As the days, weeks and years passed, I heard about people I knew casually, who were feared then confirmed dead. My brothers' friends, 20+ members of my athletic club, 4 women from the Junior League, neighbors, the husband and the mother of two high school classmates. There were near misses, too. Husbands of 2 friends who got to work late, and came up out of the subway to see the people jumping off their burning office buildings. An unspeakable sight that will never leave them. People I knew who had breakfast meetings uptown, and who by fate were not at their desks that morning. There are endless stories, and images and thoughts and feelings---and my experience is very much "on the fringe" compared to so many. I was in NYC that day, but my little slice of life was not directly affected. A pair of pants was being held for me at a store in the World Financial Center, to be picked up "anytime after September 10th." I was not planning to get them on Tuesday the 11th. In no way did I have a "near miss" experience. I never did get the pants, though.


My "10-mile walk" friend invited me (and my mother) to see her in the temporary office space that Merrill Lynch was using in early October 2011. I think it was on Vesey St. She and her colleagues were issued facemasks, and work was getting back online very slowly. I took photos looking down at the still smoldering rubble, and of some street scenes. People were writing names and messages in the dusty windows, and there were thousands of "Missing" flyers posted.  I have saved some newspapers and magazines, and I have a film cannister with ashes I took from a large planter on a street a few blocks from Ground Zero. I didn't want to be a gruesome souvenier hunter. Maybe my nephews (aged 8 and 5 now) can borrow these "pieces of history" someday for a future school report.
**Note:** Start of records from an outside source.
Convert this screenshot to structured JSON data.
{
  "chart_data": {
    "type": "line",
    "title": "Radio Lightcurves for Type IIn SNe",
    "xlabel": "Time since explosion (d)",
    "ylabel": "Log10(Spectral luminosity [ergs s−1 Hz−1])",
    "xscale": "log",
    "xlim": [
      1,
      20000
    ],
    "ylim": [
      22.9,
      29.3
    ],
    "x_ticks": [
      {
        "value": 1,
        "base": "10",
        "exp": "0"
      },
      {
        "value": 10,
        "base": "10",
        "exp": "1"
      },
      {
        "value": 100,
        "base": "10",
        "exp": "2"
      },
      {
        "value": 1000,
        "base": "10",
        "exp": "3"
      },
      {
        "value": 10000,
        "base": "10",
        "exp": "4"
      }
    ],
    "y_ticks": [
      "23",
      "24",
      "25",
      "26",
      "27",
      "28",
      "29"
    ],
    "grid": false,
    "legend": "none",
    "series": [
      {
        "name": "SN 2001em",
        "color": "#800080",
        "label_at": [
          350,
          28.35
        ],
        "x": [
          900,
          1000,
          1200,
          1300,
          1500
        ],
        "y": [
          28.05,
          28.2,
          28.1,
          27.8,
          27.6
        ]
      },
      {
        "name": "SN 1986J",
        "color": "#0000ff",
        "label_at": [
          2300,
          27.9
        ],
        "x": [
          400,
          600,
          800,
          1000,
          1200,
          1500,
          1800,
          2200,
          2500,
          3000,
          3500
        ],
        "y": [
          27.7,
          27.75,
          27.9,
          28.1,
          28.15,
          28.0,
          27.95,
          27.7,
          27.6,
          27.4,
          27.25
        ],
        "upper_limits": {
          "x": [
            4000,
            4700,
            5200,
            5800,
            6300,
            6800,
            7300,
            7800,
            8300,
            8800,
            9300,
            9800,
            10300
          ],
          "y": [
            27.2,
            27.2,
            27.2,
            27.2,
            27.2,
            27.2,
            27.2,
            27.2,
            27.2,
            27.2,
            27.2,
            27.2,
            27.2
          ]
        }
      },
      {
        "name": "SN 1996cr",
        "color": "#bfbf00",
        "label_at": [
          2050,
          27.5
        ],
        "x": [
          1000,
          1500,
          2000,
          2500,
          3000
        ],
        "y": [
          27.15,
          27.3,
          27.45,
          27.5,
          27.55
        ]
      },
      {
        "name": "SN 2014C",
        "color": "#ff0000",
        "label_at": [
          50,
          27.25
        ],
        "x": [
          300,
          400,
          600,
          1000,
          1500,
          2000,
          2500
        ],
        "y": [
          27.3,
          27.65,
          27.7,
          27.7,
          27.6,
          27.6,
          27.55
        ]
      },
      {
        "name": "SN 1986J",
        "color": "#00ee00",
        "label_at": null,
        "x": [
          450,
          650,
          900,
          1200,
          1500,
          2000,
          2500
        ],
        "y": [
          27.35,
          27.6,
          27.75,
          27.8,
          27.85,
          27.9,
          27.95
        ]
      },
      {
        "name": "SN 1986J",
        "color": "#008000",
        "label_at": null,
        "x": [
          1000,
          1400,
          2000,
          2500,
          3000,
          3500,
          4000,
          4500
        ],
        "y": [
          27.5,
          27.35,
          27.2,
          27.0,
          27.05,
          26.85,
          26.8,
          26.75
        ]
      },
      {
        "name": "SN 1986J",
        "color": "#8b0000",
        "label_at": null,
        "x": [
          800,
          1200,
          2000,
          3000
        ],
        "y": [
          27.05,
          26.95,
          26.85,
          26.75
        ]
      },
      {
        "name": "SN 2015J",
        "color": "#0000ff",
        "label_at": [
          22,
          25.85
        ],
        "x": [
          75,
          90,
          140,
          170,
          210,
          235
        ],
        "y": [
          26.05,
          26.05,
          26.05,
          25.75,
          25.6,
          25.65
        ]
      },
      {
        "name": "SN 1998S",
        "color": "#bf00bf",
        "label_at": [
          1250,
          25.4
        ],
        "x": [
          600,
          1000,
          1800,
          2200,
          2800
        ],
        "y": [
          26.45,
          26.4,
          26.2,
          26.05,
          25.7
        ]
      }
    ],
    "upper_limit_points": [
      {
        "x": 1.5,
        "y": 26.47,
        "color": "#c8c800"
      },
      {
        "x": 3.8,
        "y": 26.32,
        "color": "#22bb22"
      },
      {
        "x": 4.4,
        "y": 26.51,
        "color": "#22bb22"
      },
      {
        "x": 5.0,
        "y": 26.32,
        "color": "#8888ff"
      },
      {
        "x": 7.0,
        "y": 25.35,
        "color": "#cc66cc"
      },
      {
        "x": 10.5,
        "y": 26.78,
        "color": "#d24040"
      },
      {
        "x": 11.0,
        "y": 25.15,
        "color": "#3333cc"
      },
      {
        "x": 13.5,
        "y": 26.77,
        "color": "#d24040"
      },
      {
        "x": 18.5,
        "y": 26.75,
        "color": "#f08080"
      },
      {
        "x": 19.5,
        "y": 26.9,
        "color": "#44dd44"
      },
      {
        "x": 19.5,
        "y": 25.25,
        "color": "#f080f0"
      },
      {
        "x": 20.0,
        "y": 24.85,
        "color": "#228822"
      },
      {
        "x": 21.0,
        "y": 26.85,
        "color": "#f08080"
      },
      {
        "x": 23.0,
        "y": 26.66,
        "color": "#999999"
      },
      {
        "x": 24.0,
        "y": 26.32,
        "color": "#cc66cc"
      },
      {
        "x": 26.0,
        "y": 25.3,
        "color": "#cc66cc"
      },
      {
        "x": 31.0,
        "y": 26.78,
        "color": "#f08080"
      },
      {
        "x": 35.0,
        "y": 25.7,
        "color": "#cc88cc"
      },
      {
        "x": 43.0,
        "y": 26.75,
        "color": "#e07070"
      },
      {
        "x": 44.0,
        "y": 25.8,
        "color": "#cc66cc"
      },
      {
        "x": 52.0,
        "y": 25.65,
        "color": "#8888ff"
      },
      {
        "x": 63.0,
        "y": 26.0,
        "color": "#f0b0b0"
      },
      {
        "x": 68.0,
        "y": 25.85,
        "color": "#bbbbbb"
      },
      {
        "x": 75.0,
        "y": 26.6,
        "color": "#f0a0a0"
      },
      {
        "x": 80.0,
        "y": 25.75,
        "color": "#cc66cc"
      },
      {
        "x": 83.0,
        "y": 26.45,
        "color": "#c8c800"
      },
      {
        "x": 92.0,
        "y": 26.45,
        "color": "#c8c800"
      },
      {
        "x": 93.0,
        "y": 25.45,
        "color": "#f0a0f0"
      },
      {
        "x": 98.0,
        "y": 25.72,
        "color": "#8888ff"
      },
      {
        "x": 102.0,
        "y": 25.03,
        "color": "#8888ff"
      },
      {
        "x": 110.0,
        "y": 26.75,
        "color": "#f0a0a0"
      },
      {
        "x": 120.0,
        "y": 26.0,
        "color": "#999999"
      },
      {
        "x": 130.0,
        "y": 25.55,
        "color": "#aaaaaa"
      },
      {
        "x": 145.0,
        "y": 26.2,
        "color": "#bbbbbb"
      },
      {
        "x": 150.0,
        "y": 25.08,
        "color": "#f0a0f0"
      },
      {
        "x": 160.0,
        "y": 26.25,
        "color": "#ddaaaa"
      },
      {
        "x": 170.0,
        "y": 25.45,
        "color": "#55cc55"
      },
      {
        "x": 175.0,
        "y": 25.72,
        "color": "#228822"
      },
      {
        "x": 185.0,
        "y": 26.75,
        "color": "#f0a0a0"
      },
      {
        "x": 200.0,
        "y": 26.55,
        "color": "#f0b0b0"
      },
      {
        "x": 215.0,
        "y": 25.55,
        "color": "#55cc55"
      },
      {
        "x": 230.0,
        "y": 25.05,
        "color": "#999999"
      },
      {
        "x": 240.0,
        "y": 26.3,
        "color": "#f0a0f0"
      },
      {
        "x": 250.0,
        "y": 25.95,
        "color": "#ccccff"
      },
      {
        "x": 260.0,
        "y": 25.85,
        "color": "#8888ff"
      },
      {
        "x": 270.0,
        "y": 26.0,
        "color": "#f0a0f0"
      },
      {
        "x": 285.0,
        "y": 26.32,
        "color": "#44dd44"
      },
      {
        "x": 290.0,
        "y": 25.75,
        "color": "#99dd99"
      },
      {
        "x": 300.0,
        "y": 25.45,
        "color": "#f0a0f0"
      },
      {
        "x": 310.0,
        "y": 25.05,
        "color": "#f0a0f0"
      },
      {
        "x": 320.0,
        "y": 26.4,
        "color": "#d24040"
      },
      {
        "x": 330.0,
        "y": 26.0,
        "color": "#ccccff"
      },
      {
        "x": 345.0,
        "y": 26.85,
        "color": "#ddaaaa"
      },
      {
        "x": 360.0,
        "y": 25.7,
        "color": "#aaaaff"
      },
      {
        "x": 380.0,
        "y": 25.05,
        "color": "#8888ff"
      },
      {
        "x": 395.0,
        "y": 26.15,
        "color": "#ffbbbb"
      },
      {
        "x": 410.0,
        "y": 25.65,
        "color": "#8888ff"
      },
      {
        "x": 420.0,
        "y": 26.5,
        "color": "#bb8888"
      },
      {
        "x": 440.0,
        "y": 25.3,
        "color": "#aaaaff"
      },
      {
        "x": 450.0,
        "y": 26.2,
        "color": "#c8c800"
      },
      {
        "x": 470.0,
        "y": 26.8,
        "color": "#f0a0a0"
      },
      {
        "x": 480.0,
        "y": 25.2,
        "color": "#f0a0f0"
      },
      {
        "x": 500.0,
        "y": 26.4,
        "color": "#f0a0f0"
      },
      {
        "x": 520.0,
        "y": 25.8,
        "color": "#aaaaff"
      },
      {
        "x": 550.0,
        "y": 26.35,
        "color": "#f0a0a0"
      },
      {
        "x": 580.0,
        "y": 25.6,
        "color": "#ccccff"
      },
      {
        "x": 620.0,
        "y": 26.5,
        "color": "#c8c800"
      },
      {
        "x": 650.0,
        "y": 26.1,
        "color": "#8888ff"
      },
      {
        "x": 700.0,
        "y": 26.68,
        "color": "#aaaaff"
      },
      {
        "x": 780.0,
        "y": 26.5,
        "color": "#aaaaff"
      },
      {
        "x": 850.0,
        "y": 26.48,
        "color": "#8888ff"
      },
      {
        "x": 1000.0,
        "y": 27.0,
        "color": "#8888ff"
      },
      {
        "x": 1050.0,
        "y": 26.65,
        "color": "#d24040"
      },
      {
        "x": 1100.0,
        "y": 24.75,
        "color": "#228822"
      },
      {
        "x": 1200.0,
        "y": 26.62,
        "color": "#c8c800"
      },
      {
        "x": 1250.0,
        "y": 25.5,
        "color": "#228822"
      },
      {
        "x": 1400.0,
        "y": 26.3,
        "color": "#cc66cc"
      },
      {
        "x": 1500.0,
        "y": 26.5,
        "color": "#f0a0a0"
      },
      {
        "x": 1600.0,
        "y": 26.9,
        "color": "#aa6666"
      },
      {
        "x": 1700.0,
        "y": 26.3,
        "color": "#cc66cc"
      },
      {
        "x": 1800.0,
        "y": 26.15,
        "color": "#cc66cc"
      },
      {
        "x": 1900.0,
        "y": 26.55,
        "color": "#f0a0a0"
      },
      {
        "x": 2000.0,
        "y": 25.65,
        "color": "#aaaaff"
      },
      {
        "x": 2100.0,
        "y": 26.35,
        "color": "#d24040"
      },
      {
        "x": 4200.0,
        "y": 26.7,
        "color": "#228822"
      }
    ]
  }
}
I picked up this random piece of paper, and found it a bit eerie since the attacks were by airplane.

Ashes and a crumpled piece of paper.

One room in my NC home has been dubbed "Le Refuge" by my cousin, Christina. It's an homage to NYC with some photos, some city-centric mementos and  posters (1912 and 1923) of the skyline and the 59th St. Bridge. There is no radio or TV. It's a quiet zone for reading, relaxing and reflecting.



Among the photos in "Le Refuge" is one that I took in the 90's from the Observation Deck on the Empire State Bldg. It shows the southern tip of Manhattan and the Twin Towers.

One corner of a bookcase shelf has NYC mementos. Matchbox-type police car and taxi, a photo of the Chrysler Bldg, and an Empire State Bldg Christmas ornament. The photo at left is the only bit of 9/11 displayed. I took the photo from the Pulaski Bridge at 1:30 pm Sept. 11th, and it shows smoke billowing from where the towers stood.


Also on the shelf is a small snowglobe that my cousin Christina gave me when I moved to NC in 2010. It broke but I couldn't throw it away. To me, it's a symbol of New York's bubble having been burst. The city was altered on many levels, but it's still standing and it's people are healing. My September 11, 2001 is a day I'll never forget.

Don't be stingy with your hugs and "I love you's." Keep your family and your friends close.

Live life fully~~ Level & Plumb. 

1 comment:

  1. Wonderful Post Dale. Sad but touching. We all can imagine how it feels being there on the TV coverage but only the people who where there really know. I am touched by your bravery and good will to your wonderful city. The Snow Globe photo is haunting but love it.